Они расхохотались. Обе прекрасно понимали, что это «мы» создает между ними некое сообщничество не только профессионального характера, и Ирен вдруг подумала о Жужке. В лицо сразу бросилась волна стыда. «Но я не чувствую никаких угрызений совести», – продолжали «The Lumineers».
Она посмотрела на часы.
– Мне пора возвращаться, – сказала она. – Допью и поеду.
Сухая и горячая рука мэра легла на ее руку.
– Я бы хотела, чтобы ты еще ненадолго осталась…
48
– За ваше расследование, – сказала Габриэла Драгоман, поднимая бокал и пристально глядя на Серваса.
Они чокнулись. Психиатр откинулась на спинку кресла и отпила глоток вина, раскачивая голой ступней. Она сидела нога на ногу, и на какую-то долю секунды Сервас не смог не залюбоваться пружинистой мускулатурой ее бедер. Она это заметила и явно была удовлетворена, а ему вдруг захотелось встать и уйти.
– Ваша коллега, похоже, меня невзлюбила, – снова заговорила она, не сводя с него глаз.
Он подумал, что с нее вдруг слетело все высокомерие, и сейчас она, наоборот, словно добивается его расположения. Хотя, возможно, это из-за страха, который ей пришлось пережить.
– С вами не так легко работать, – заметил он.
Вино было превосходное. Красное с севера долины Роны. Она вальяжно рассмеялась.
– Да, я иногда могу быть резкой. Мой бывший муж все время мне это говорил. Но ведь вы, майор, не находите, что меня так уж нелегко полюбить?
Вопрос застал его врасплох. И выбранное слово тоже. Она что, ждет от него безудержной агрессии? Ее серые глаза в ярком свете стали еще прозрачнее, их сверкающий взгляд еще напряженнее, и сейчас они смотрели на него с явной, хорошо рассчитанной настойчивостью.
– Это вы психиатр. Я всего лишь заурядный легавый.

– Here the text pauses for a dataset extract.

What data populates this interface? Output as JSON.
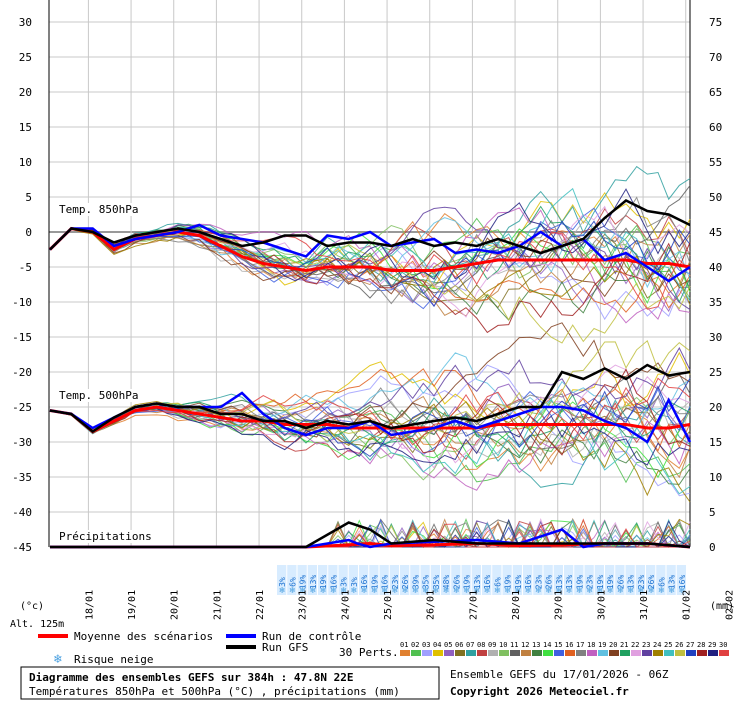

– Вы слишком скромничаете. Я посмотрела в интернете: у вас было очень высокое положение на служебной лестнице…
Она провела рукой по ноге, нагнулась и помассировала себе ступню. Потом пошевелила пальцами.
– Мне будет гораздо спокойнее, если вы останетесь на ночь здесь.
– Если хотите, я могу прислать сюда машину, чтобы она охраняла дом. Тем более что преступник пока не найден…
– Это потому, что вы на самом деле думаете его поймать?
От него не укрылась ирония, прозвучавшая в голосе психиатра.
– Вы же сами сказали, что у меня было чрезвычайно высокое положение, – произнес он с обворожительной улыбкой.
Ему не понравился тот оборот, который начал принимать разговор. Он снова вспомнил слова Деверни по поводу этой женщины. Вот интересно, у нее действительно расходились нервы, или она из тех манипуляторш, которые непоколебимо уверены в своем могуществе и в своей власти над мужчинами? Он быстро допил свой бокал.
– Налить вам еще?
– Нет, благодарю. Я вызову машину охраны на сегодняшнюю ночь.
– Я бы предпочла, чтобы вы сразу ее вызвали и уже потом уехали. Мне вовсе не улыбается сидеть здесь одной, если этот сумасшедший бродит вокруг дома…
Он помедлил и вгляделся в ночную тьму за застекленными дверями, в этот громадный пустой дом, где стены ощетинились колючками, как средневековая палица «моргенштерн». Габриэла разглядывала его с интересом, смешанным с любопытством.
Вдруг он заметил, как она напряглась.
– Вы слышали?
У нее снова сделался затравленный вид.
– Что?
Она подняла глаза к потолку.
– Там, наверху… Там какой-то шум.
Он тоже посмотрел на потолок, усеянный, как звездами, крошечными светильниками.
– Нет, я ничего не слышал… А что это был за шум?
– Не знаю… будто упало что-то тяжелое… или уронили… Что-то в этом духе.
– А что располагается наверху?
– Спальни, ванные комнаты, моя гардеробная…
Он прислушался. Но не услышал ничего, кроме гудения холодильника за баром.
– Ничего не слышу, – сказал он, наконец.
– Но там был какой-то шум, – настаивала она.
Ему на память пришли трупы отца и сына Хозье, и на этот раз он пожалел, что не при оружии.
– Ну, хорошо, пойдемте, посмотрим.
Они встали. Она указала ему на лестницу и пропустила вперед. Напрягая слух, он осторожно пошел вверх по ступенькам. На обоих лестничных маршах светильники располагались на уровне пола, и устланный паласом пол второго этажа появился перед ним на уровне глаз. Сервас стал подниматься дальше. На втором этаже он снова прислушался. Ни звука. В конце коридора светилась открытая дверь, и за дверью он заметил кровать.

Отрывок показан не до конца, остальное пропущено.